Juliana Benfatti, atualmente, vive sua paixão por peças antigas com seu charmoso antiquário localizado na Rua Sampaio Vidal, em São Paulo. Mas o amor, é bem verdade, vem desde que se entende por gente: quando pequena, gostava de dar pitacos na decoração dos pais, convencendo-os a optar por peças mais antigas. Foi dessa vocação sensível que fez sua profissão. Na década de 80, colaborou com os melhores antiquários da cidade de São Paulo e, mais tarde, teve sua loja própria por 12 anos, no bairro de Pinheiros.

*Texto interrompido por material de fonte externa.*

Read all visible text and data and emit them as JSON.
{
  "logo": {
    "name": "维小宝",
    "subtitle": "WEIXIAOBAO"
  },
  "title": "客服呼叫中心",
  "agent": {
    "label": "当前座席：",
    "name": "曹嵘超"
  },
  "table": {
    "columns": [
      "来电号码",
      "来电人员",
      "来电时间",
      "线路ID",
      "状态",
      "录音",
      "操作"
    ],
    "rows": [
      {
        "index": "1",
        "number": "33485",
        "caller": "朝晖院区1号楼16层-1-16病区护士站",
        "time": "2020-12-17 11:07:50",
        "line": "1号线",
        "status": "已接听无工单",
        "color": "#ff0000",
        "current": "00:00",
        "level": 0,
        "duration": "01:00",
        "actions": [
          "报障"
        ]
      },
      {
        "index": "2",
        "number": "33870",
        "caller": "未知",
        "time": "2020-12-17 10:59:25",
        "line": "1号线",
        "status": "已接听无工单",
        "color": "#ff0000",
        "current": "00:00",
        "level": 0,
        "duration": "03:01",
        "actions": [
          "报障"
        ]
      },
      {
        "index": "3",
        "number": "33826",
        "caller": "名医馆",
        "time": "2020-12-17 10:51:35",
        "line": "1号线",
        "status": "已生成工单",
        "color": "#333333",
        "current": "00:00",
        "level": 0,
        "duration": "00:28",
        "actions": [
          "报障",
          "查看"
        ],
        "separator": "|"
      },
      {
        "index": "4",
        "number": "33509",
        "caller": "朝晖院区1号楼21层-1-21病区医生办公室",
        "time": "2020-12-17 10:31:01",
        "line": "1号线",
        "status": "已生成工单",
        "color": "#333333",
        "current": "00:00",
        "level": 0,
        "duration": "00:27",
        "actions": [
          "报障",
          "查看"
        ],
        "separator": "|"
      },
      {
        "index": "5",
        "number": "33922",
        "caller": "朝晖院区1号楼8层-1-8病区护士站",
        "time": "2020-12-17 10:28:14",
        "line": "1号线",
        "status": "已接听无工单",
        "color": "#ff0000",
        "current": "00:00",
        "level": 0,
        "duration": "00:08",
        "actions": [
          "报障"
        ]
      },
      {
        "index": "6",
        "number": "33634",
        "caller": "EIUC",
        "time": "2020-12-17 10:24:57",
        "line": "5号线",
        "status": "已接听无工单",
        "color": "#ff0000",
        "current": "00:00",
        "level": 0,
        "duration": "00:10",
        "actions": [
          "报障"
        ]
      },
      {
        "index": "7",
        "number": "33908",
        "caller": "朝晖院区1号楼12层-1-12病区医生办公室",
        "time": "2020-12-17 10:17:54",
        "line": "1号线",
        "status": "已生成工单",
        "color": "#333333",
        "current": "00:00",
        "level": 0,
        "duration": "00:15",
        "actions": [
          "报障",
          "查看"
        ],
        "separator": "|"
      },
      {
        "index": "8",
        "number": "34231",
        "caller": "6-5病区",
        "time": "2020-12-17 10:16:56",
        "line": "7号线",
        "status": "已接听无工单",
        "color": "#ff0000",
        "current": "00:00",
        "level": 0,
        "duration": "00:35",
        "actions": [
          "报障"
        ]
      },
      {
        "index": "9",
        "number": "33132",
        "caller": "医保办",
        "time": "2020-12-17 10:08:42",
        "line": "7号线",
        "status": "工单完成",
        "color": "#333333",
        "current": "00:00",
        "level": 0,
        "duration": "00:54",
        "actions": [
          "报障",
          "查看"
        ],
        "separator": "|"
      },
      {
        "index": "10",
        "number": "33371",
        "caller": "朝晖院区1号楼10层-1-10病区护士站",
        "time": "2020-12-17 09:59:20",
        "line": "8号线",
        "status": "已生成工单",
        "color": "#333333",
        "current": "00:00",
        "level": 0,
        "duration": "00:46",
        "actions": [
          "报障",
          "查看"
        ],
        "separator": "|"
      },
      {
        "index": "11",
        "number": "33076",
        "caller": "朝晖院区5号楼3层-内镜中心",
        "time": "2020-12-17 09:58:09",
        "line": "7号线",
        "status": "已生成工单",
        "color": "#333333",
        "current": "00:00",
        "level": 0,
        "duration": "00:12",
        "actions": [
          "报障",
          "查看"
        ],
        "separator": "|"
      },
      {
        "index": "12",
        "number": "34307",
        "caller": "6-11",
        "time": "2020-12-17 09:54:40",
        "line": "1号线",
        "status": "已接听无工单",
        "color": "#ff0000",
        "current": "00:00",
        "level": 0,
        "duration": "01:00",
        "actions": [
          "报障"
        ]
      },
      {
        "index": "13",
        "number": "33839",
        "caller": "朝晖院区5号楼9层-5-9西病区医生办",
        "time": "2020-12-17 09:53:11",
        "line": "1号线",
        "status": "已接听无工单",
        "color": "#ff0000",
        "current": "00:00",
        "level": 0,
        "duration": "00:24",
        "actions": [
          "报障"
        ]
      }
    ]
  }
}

Em meio à caldeira da pandemia, quando se viu diante da necessidade incontornável de ficar dentro de casa, Juliana resolveu comprar de vez um apartamento que sempre fez seu coração bater forte, parte do edifício Araucária, imóvel clássico da capital paulista. 

Por ter sido concebido em uma outra época, o apartamento naturalmente evoca muito do frescor que só o antigo pode oferecer e, de um jeito ou de outro, em cada dobra ecoa forte os encantos daquela menina que desde cedo carrega o olhar atento para se inspirar com a mescla de diferentes formas, movimentos, culturas e períodos.

Mas o que ele tem de tão especial? Descubra tomando um cafezinho com a gente e com a Juliana.

Quando e como começou a sua relação com essa casa/apartamento?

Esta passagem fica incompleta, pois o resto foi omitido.